【ニューヨーク=竹内弘文】世界最大のヘッジファンド、米ブリッジウォーター・アソシエーツが、電子商取引のアリババ集団やPDDホールディングスなど米国に上場する中国株をすべて手放したことが15日までにわかった。米中間の貿易摩擦が進むなかで中国株投資を圧縮した可能性がある。
米証券取引委員会(SEC)に提出した報告書「フォーム13F」に記載した2025年6月末時点の保有銘柄リストで明らかとなった。米大手機関投資家は、四半期ごとに保有する米国上場銘柄を開示する義務がある。中国など米国外で上場する株式は対象の範囲外だ。
3月末時点でブリッジウォーターはアリババやPDDのほか、ネット検索の百度(バイドゥ)など米国上場の16銘柄保有し、時価総額は14億900万ドル(約2000億円)あった。6月末の保有銘柄リストでは中国銘柄はゼロになった。
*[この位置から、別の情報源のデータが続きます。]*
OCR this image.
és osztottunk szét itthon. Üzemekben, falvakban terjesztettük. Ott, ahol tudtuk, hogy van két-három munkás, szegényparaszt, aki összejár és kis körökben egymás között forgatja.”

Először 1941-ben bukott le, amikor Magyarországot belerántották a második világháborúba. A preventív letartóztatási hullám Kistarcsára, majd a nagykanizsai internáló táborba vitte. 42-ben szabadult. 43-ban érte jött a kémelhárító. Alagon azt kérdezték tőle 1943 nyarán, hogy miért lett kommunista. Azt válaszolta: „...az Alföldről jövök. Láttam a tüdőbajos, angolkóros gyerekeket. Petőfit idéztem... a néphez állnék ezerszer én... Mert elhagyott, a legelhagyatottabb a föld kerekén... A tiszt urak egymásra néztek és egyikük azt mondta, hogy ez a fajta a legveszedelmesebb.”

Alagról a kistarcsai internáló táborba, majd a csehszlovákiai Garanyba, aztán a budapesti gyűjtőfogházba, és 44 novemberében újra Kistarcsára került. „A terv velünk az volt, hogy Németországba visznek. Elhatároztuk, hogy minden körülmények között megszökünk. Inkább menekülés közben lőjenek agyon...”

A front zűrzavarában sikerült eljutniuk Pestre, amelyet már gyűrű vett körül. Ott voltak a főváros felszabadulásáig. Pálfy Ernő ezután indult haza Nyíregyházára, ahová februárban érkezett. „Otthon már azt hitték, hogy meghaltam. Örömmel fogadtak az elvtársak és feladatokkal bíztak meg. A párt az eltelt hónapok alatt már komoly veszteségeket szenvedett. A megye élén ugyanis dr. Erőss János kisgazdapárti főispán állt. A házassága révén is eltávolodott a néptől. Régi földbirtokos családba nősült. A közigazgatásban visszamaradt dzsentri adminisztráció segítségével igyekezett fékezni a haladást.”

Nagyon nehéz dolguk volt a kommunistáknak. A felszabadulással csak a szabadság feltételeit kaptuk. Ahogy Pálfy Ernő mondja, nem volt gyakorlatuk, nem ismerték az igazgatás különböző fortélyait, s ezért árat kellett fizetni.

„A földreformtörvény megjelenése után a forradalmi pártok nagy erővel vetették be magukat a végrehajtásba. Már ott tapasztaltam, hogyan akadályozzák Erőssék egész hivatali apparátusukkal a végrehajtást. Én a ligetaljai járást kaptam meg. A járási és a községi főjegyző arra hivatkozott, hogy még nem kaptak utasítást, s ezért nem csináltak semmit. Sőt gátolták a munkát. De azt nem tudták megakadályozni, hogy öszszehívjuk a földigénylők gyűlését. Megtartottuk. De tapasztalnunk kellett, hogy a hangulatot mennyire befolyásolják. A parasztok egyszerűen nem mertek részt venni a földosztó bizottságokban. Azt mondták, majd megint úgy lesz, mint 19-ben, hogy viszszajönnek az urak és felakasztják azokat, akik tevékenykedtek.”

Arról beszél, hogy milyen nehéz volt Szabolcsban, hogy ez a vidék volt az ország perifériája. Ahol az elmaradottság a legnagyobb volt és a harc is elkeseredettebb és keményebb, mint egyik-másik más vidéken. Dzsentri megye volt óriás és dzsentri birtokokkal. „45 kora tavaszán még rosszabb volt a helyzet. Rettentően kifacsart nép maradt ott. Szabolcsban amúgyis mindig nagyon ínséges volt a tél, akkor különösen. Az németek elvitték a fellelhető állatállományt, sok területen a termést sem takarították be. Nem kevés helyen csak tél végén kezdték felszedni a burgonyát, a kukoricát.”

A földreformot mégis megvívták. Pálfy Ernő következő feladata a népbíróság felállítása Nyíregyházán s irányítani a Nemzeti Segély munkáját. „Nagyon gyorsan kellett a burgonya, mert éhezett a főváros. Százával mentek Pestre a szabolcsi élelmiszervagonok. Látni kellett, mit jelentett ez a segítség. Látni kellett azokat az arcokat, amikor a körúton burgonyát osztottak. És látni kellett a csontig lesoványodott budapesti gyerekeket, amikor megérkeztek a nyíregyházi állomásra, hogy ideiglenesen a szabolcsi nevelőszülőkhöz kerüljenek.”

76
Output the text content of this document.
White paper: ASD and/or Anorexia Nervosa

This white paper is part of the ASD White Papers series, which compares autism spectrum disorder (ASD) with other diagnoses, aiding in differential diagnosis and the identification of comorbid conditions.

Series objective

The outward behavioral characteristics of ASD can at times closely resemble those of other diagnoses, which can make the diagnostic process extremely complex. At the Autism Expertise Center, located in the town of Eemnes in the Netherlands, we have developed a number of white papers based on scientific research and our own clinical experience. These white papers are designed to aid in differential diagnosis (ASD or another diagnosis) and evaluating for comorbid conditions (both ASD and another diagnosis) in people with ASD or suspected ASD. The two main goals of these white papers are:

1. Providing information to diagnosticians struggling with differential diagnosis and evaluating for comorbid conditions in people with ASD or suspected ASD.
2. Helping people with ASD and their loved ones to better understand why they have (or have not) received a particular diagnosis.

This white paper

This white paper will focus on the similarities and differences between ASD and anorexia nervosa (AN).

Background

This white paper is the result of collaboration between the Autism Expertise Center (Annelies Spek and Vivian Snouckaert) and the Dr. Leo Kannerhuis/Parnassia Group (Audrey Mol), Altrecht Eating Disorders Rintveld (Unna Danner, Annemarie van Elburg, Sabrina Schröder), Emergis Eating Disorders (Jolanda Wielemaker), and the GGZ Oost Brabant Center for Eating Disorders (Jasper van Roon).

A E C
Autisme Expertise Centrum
トランプ米政権は4月に相互関税を発表し、中国との間では報復関税の応酬が続いて関税率は徐々に切り上がり、米国の対中関税は一時145%に及んでいた。その後、両国は5月半ばの協議で関税を互いに115%分引き下げることで合意した。ただ摩擦の火種が残る中で中国株投資はリスクが高いと判断した可能性がある。
カリスマ創業者の退任も関係がありそうだ。1975年にブリッジウォーターを創業し、1代で世界最大のヘッジファンドへと育てたレイ・ダリオ氏は「知中派」の大物投資家として知られ、中国要人とも関係を築いてきた。
ダリオ氏は2022年9月末に経営権を取締役会に移管し、自身は取締役を続けながらもファンドの投資判断や業務執行からは完全に退いた。米ブルームバーグ通信の7月末の報道によると最近ダリオ氏は取締役から退き、保有株もすべて手放したという。同氏の影響力が低下したことが投資戦略に変化をもたらした可能性がある。